Some $30.4 million in funding is back on the table, allowing Metro to continue with a home buyout program resulting from last year’s flood.
According to Mayor Karl Dean’s office, the Federal Emergency Management Agency funds that had been frozen, putting the buyout program on hold, are now available again. That has allowed Metro to begin closing on 122 homes that were part of the city’s Hazard Mitigation Home Buyout program to buy the homes of participating flood victims at the pre-flood value of the home.
Metro already bought out 97 homes prior to the funding freeze with another seven closures pending.
In all, 226 homes in Metro are set to be part of the buyout program, which is largely funded by FEMA and the Tennessee Emergency Management Agency.
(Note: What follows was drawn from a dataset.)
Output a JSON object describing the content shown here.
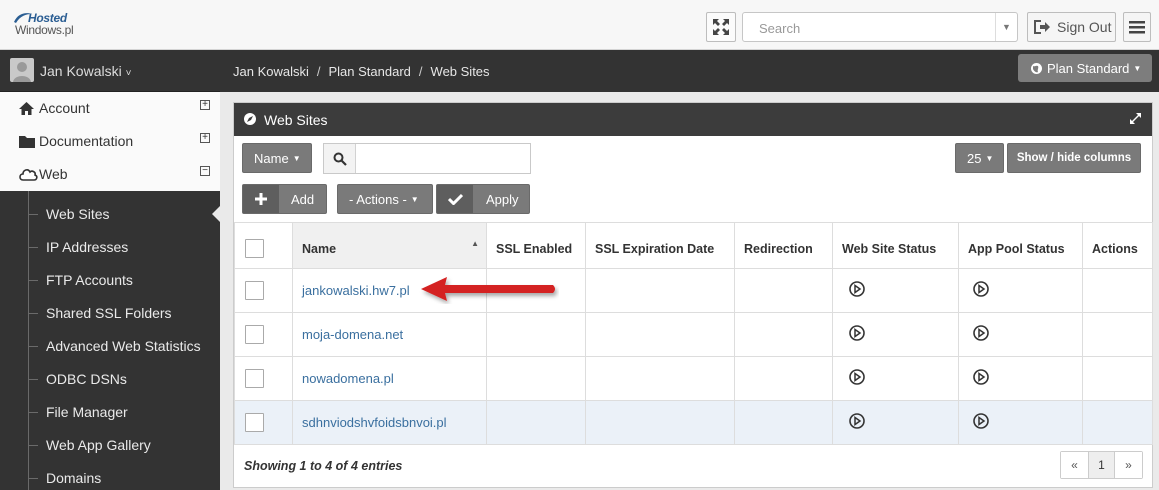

Metro Water Services administers the home buyout program.
“It was unfortunate that FEMA delayed these funds to flood victims in Nashville, but I am grateful to Metro Water Services for acting quickly to get this money to homeowners on the buyout program as soon as possible,” Dean said.
FEMA funds were depleted by a series of natural disasters earlier this year, and on Sept. 1 funding was frozen awaiting congressional action to restore them.
“I am glad to see the recovery moving again,” said U.S. Congressman Jim Cooper. “Congress should’ve never played games while Nashville was hurting.”
The buyout program gave first priority to homes that were in the floodways and sustained damage exceeding 40 percent of the total value of the structure. The $30.4 million in funding includes $3.8 million in matching funds from Metro.